Crispy shrimp rolls ($9) are adorably presented with shrimp tails sticking out of perfectly smooth wrappers tied with noodle bows. They’re super crunchy, the sweet, light, fluffy shrimp meat contrasting well with the sour sauce, and crushable at five pieces to an order.
Khao soi ($15.50) is just one of those classics that can be devoured with abandon over and over again. Thick noodles swim in a golden curry gravy with your choice of beef, chicken, tofu or shrimp, topped with fried noodles.

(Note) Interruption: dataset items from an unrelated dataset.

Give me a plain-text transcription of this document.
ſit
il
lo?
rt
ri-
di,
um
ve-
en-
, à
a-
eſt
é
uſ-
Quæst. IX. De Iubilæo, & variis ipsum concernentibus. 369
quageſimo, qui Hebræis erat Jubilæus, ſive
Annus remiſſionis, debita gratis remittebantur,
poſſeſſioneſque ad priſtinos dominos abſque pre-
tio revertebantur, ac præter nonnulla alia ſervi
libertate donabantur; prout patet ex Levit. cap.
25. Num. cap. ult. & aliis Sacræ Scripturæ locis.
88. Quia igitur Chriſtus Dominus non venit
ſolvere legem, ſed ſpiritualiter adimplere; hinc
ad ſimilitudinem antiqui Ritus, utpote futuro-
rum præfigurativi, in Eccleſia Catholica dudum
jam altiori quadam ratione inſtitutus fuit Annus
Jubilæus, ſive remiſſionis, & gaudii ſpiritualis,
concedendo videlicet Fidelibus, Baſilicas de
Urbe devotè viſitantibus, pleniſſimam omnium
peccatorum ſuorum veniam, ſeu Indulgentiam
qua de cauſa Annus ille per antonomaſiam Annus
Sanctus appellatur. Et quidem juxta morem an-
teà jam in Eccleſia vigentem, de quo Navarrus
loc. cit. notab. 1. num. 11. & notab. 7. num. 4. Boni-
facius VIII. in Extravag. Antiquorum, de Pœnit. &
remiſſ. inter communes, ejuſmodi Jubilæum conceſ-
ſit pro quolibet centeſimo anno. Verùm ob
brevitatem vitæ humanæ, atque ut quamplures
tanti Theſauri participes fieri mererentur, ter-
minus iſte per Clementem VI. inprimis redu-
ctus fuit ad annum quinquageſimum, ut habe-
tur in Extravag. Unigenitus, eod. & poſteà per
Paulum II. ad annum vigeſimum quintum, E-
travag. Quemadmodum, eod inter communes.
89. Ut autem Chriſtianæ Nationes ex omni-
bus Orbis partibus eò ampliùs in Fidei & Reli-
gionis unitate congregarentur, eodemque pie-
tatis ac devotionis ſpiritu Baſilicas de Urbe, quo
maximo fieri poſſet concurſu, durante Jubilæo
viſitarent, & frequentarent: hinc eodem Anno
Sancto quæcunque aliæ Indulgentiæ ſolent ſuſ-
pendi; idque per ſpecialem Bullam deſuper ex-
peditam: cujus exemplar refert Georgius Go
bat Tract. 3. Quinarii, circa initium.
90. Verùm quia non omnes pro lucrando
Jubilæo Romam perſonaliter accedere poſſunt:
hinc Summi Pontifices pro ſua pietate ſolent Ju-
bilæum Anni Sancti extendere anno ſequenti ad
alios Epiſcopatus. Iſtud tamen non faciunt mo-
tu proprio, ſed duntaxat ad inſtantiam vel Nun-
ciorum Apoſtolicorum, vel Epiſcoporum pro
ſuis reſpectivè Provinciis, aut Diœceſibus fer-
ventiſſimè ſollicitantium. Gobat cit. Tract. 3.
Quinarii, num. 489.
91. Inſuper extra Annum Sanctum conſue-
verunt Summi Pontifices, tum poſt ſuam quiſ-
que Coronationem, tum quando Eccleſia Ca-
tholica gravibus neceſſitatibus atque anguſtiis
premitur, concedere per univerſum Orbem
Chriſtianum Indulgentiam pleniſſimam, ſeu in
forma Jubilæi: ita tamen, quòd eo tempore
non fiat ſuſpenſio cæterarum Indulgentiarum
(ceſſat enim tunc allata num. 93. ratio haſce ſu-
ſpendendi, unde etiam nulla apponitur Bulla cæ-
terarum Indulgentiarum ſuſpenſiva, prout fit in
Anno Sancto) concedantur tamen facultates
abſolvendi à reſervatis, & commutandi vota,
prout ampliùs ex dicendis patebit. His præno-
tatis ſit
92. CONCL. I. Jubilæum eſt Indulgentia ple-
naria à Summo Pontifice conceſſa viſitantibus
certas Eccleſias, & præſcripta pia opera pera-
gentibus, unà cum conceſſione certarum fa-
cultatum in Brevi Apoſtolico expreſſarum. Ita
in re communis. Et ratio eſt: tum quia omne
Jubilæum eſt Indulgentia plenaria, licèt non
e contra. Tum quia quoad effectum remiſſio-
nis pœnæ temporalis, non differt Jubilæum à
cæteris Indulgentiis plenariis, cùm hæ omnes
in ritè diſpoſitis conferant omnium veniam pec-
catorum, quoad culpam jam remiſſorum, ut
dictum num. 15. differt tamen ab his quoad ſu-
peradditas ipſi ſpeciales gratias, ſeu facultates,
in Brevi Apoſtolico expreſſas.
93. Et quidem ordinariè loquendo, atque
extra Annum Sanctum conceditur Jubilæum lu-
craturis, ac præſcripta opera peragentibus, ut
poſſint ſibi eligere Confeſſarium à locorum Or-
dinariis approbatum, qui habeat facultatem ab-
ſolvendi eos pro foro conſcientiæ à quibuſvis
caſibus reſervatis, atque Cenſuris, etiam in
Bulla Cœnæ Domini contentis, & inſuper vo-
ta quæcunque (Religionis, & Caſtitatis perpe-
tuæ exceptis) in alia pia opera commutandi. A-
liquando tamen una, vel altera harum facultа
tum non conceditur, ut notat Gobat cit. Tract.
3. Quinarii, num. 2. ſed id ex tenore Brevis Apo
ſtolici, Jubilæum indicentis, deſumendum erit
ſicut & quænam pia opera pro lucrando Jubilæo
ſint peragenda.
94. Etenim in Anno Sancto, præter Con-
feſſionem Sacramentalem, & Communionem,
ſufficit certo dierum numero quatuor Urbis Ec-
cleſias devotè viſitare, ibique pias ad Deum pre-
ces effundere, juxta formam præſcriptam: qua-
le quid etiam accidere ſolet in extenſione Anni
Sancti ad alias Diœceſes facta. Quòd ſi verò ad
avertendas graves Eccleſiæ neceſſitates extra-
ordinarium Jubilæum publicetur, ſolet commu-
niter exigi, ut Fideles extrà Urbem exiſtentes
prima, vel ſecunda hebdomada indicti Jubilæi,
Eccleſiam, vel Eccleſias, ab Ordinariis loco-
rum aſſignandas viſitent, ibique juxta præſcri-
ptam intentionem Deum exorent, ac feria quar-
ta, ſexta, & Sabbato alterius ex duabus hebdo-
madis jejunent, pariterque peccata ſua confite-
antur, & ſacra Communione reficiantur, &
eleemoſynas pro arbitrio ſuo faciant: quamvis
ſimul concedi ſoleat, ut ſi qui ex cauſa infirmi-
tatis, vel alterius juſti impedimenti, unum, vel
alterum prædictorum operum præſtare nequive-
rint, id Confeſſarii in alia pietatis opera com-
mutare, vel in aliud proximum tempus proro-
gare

They add crunch at first, and as the dish goes on sink into the curry, evolving in texture. I always find the chunks of protein to be quite large in the khao soi here, but they’re tender enough to tear apart.
Lemongrass fish ($17) doesn’t bring the pop of heat or spices that many other dishes here do, but it’s an accessible sharing dish battered and fried to crispy perfection and you can always liven it up with a dip in that sauce. It’s served with rice and topped with chopped herbs, peppers and lime.
Signature swoon-worthy Thai iced tea ($4.50) stood in for the pints and cocktails available at some locations, still absent here during my visit. It’s sweet, creamy, rich, warmly spiced and refreshing.
Otherwise you could opt for lemongrass tea ($3) served hot or cold.
Expect to see those cocktails during a visit to Sukhothai, as well as a full patio.